Ia menambahkan, sikap tersebut layak dijadikan teladan karena mencerminkan keseimbangan hidup dan sejalan dengan upaya menjaga lingkungan tetap asri. Pemerintah Provinsi Banten, lanjutnya, berkomitmen melestarikan keberadaan masyarakat Baduy dengan tetap menghargai adat istiadat yang berlaku.
Dimyati juga menyampaikan kebanggaannya karena masyarakat Baduy mampu hidup rukun tanpa konflik. Ia menegaskan pemerintah hadir untuk membantu tanpa mengganggu tradisi yang telah dijalankan.
Seba Baduy merupakan tradisi turun-temurun masyarakat Suku Baduy di Kabupaten Lebak yang dilaksanakan setiap tahun usai panen sebagai bentuk rasa syukur. Kegiatan ini juga menjadi sarana menjalin hubungan dengan pemerintah, dengan tetap menjunjung tinggi nilai-nilai adat dalam setiap pelaksanaannya.
Sebelum menuju Kota Serang, masyarakat Baduy terlebih dahulu melaksanakan Seba ke Pemerintah Kabupaten Lebak.

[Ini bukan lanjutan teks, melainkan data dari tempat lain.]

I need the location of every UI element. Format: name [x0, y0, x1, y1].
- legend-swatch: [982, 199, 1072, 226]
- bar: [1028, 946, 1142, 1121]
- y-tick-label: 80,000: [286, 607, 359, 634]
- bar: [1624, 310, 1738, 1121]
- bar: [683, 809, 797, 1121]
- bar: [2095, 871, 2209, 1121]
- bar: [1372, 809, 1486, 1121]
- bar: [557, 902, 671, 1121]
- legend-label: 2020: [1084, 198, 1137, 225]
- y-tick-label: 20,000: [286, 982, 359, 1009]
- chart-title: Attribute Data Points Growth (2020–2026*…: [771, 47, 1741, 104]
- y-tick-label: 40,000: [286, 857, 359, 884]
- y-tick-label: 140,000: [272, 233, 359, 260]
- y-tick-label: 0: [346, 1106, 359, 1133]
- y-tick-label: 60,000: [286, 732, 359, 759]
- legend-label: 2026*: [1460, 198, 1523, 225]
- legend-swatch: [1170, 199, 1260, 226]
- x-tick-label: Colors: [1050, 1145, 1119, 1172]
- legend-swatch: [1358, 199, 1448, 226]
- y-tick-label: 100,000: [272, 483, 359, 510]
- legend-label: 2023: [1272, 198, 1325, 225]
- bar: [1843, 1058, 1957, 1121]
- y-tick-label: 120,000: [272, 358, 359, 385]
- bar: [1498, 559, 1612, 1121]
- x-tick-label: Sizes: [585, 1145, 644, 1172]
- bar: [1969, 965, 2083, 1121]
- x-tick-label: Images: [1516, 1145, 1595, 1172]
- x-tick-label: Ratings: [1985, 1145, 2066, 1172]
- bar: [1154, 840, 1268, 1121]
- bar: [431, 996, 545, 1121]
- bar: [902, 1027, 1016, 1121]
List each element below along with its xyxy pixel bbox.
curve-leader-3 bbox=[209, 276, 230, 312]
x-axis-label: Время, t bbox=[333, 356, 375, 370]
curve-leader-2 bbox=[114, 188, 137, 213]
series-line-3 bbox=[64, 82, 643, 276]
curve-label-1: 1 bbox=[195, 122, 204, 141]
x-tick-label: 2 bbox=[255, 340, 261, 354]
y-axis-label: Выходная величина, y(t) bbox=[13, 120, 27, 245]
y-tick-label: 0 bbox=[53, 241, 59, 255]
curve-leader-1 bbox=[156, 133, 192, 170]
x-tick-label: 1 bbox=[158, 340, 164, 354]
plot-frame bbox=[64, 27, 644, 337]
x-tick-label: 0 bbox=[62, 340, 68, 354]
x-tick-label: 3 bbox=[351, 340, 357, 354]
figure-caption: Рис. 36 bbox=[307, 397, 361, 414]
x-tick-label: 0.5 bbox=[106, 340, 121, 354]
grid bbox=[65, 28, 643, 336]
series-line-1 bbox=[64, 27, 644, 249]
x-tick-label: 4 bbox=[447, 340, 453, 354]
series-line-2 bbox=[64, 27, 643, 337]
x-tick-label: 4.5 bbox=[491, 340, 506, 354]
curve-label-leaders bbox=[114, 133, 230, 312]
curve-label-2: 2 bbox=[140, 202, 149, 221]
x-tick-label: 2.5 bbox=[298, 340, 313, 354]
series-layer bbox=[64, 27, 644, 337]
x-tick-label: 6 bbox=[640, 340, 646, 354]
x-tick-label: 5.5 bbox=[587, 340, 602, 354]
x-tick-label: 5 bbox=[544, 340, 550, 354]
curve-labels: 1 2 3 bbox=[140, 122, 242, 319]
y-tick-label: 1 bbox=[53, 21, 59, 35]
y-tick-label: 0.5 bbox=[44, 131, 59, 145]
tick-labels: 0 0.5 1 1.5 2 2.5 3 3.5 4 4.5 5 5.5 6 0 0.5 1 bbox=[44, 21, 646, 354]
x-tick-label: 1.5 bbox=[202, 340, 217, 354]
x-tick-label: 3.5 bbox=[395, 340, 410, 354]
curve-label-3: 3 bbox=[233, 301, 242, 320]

Setelah itu, mereka berjalan kaki menuju Rangkasbitung hingga ke Kota Serang. Perjalanan tersebut melambangkan ketulusan, kesederhanaan, dan ketaatan terhadap adat. Setibanya di Serang, mereka melaksanakan Seba kepada Gubernur Banten.
Rangkaian kegiatan Seba Baduy 2026 dijadwalkan berlangsung selama tiga hari hingga Minggu, 26 April 2026. Pada hari pertama, agenda diisi pembukaan pasar kerajinan dan diskusi budaya. Hari kedua dilanjutkan dengan penyambutan melalui karnaval Rampak Seba Nusantara. Seluruh rangkaian ditutup dengan tradisi Mumuluk dan pelepasan menuju Seba Panungtung.